Comm-General Matanga has enhanced supervision of deployed officers, with the police head conducting impromptu visits at stations and areas of deployment.
Snr Asst Comm Charamba said public awareness campaigns to educate the public on the new system would start soon.
“We have, in line with improving our service through public private partnerships, an understanding with a company called Univern.
“They have already procured electronic ticketing devices which we will be deploying very soon as a way of improving our service at roadblocks and wherever we issue tickets. That will also reduce cases of corruption.
“They have also purchased breathalysers and speed traps; these will enhance the way we do our work. Our officers have already undergone training and the gadgets are already there.
“Very soon, we should start to see them on our roads, but first we want to educate the public before we roll out the exercise.

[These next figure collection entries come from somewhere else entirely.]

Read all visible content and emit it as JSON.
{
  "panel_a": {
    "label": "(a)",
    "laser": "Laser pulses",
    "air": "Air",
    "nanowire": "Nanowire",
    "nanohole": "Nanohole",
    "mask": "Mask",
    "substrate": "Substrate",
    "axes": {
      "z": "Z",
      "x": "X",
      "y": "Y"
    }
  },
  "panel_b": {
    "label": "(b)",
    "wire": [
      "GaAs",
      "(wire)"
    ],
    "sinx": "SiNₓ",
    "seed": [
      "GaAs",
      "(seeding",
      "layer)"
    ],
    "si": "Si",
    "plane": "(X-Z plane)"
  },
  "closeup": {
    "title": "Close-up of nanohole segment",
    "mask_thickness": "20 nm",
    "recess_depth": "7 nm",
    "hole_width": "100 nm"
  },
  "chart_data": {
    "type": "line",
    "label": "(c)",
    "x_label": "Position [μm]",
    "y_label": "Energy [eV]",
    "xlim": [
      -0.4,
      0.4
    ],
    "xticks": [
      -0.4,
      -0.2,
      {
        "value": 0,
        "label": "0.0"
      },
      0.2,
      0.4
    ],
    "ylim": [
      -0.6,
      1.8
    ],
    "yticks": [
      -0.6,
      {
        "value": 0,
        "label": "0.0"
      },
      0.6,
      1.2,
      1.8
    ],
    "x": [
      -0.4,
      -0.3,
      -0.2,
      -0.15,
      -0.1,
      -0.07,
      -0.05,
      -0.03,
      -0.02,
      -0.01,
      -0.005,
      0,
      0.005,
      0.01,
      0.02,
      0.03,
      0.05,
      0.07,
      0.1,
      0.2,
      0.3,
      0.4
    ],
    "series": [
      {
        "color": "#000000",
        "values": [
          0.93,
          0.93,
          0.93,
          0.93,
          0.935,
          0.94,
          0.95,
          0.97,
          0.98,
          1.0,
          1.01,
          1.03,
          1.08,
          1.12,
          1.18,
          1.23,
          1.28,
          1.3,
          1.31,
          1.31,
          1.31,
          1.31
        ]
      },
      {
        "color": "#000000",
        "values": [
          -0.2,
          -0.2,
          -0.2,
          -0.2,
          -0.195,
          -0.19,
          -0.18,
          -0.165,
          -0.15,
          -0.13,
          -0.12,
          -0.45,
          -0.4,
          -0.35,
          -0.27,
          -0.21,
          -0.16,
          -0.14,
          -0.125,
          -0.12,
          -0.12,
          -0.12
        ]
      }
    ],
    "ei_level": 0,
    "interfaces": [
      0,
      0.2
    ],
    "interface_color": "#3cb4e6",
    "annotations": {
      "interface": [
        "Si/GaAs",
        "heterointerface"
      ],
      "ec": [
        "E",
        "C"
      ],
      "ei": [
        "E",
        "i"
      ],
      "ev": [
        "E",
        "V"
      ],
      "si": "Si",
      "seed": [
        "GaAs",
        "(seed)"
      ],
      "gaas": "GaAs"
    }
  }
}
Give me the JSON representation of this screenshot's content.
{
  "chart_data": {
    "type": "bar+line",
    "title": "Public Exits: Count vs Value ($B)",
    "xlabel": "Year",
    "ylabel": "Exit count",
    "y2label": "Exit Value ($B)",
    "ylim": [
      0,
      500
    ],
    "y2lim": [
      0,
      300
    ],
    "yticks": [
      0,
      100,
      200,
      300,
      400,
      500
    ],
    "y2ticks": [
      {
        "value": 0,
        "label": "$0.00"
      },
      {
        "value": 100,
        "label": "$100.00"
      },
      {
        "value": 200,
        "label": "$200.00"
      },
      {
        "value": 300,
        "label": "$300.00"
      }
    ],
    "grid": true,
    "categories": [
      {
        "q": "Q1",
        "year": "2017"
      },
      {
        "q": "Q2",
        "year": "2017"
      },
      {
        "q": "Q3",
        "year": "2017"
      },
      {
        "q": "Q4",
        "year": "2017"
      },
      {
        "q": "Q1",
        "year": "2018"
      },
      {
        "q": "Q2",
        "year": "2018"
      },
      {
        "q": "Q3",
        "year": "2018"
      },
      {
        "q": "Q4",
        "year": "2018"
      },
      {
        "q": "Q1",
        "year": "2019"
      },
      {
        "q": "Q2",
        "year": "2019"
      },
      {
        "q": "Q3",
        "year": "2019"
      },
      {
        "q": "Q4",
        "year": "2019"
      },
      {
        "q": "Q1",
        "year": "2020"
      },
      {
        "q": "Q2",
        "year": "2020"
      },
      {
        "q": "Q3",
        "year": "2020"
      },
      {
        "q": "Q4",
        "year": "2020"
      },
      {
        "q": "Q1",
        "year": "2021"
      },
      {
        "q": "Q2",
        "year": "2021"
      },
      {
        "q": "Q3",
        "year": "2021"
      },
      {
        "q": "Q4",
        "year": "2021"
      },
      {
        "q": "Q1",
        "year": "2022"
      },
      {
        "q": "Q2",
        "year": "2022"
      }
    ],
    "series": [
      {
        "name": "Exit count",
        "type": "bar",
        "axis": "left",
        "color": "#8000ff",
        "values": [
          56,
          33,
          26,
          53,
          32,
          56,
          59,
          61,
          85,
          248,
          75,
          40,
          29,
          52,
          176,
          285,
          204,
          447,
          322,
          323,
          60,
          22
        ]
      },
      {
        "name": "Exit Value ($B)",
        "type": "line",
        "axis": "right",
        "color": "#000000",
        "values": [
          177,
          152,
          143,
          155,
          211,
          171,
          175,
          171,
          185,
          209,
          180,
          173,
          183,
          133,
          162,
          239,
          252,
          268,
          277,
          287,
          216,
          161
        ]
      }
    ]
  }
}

“With this system, an officer at a road block cannot charge a fake fine like they used to do in the past because fines for all offences are pre-loaded in the machine,” she said.
The system will be directly linked to the Zimbabwe National Roads Administration vehicle registration system to get unregistered vehicles off the roads.
Snr Asst Comm Charamba said as part of a broader initiative to reform the police, some units had been collapsed to enhance efficiencies and effectiveness.
The Minerals and Border Control Unit, Anti-Stock Theft Unit and the National Traffic Unit have been disbanded, with officers from the departments redeployed.
She said: “We have reduced some offices and police have gone on the ground to beef up manpower to increase visibility.
“So far, the Minerals and Border Control Unit has been disbanded. The Minerals Unit fell under CID and the Border Control is now under Support Unit.
“The logic is that the police need to have more presence and more supervision, and it’s also logical that Border Control falls under the Support Unit, which traditionally does the patrols along the borders.
“Officers from the Anti-Stock Theft Unit now report to the police stations where they are stationed. We also have National Traffic, they are now reporting to the Officer-in-Charge at their stations.
“We no longer have the National Traffic Headquarters; they now report to the Officer Commanding provinces – it is now decentralised.”
Snr Asst Comm Charamba said the recently established Anti-Corruption Unit was already making its presence felt.
She said the recent arraignment before the courts of former Cabinet minister Mr Saviour Kasukuwere was a result of investigations by the unit.
“Our anti-corruption unit is working on plenty of corruption cases. The Commissioner-General has vowed to decisively deal with all cases of corruption,” she said.
Snr Asst Comm Charamba said the anti-corruption drive would also probe private sector graft.